Já o argentino La Larga Noche de Francisco Sanctis (foto), filme de estreia de Andrea Testa e Francisco Márquez (e único representante latino em Un Certain Regard), escolhe o caminho contrário, em busca de fins parecidos. O cinema argentino, assim como o romeno (e seria mais adequado falar dos países, talvez), vive assombrado pelo seu passado recente – em ambos os casos, regimes ditatoriais, ainda que bastante diferentes em formas, propósitos, e espectro político. E Larga Noche… é talvez o filme a mais frontalmente ter buscado não o caminho da informação e do relato sobre esse momento, mas sim o de tentar dar forma audiovisual ao sentimento de viver num regime ditatorial. A escolha de um personagem anódino como é Francisco Sanctis não chega a ser uma surpresa ou novidade – muitos outros filmes sobre temas políticos escolhem o caminho do “inocente útil”. A grande qualidade aqui, porém, é que Sanctis, apesar de pai de família tradicional e profissional medíocre, tem um passado de arroubo político da época da juventude. E é esse passado que vem trazer à tona não só a trama do filme (um fiapo), mas principalmente uma luta interna entre o homem que ele é hoje e aquele que um dia ele pensou em ser. Mais que um filme sobre tomada de consciência, é um filme de crise de consciência, portanto.
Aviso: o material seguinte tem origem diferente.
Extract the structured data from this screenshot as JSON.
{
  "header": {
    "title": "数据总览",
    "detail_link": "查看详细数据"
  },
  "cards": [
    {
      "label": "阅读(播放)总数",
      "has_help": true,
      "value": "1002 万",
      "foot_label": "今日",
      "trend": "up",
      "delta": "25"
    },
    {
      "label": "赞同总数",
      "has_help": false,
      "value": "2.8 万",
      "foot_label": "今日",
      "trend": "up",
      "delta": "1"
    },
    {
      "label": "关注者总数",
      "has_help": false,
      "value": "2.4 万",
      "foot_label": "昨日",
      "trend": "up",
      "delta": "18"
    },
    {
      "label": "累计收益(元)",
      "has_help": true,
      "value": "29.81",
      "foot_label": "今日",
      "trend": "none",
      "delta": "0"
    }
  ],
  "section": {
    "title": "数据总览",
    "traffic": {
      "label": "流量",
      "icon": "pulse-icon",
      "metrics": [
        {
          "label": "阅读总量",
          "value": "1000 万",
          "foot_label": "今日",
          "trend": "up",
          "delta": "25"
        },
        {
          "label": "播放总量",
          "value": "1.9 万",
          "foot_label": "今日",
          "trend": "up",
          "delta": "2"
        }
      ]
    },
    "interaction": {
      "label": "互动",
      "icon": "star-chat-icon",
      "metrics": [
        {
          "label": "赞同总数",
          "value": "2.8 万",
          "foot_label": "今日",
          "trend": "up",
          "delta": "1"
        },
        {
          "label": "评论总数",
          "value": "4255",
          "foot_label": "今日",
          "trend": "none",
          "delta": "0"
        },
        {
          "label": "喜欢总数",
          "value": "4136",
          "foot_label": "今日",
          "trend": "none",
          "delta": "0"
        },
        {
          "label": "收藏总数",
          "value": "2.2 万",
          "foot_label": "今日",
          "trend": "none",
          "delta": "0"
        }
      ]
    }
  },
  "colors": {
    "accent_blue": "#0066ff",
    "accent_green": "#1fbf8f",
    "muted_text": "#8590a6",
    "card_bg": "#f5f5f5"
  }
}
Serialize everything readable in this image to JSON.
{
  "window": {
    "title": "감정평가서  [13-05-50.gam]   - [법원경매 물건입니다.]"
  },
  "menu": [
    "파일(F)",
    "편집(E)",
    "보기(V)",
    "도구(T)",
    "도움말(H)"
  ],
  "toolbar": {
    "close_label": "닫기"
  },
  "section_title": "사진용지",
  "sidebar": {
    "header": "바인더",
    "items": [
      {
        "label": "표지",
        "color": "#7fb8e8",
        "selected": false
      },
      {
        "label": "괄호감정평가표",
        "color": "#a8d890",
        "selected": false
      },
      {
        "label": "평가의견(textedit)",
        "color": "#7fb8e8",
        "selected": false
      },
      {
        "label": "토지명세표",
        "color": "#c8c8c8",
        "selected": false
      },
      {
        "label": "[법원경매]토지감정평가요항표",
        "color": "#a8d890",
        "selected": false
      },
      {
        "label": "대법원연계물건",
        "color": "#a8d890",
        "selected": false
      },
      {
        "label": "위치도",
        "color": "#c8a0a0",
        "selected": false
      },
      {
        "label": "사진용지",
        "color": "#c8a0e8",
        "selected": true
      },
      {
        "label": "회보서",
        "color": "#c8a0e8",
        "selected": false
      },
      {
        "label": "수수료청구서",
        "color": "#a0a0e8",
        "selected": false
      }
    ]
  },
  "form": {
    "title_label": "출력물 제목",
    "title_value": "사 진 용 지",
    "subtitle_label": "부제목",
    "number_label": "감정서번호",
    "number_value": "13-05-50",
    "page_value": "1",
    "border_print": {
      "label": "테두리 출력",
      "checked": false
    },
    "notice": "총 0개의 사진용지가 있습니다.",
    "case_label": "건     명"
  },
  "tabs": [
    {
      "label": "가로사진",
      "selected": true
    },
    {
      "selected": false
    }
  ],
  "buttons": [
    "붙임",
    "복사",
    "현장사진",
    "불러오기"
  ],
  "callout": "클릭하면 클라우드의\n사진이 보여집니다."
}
A forma escolhida pelos diretores estreantes é aquela anunciada já no título: após uma breve introdução em que entendemos as bases da vida atual do personagem, ele é jogada nessa tal “longa noite”, uma viagem pela e rumo à escuridão, numa Buenos Aires praticamente deserta, onde se sente em cada plano, pela ausência (de movimento nas ruas, de encontros, de sons), a força da opressão de uma sociedade. De fato, Larga Noche é um filme sobre ditadura em que o aparato militar não aparece nem uma vez, pois não é necessário: fica bem claro que ele está por trás de cada conversa, de cada olhada para trás enquanto se anda na rua, de cada decisão em fazer (ou não fazer) alguma coisa. Nesse sentido, o filme vai no caminho contrário de Mungiu: menos a escritura precisa e a realização exata (embora o roteiro, baseado num romance, esteja lá bem estruturado), e muito mais a tentativa de capturar um sentimento de mundo que permita entender um país (mais diretamente no passado, mas sempre resvalando no presente, por óbvio). Como algo normal num filme de estreantes e com esse desejo, o filme não parece sempre exato, algumas sequências resultam mais fortes do que outras, etc. No entanto, há uma pulsão na tela que nos deixa sempre próximos de tudo que se passa, e uma investigação audiovisual de como realizar esse sentimento que é profundamente tocante. Lembra-nos que, às vezes, não dominar totalmente o que se faz pode ser mais poderoso que a extrema eficiência.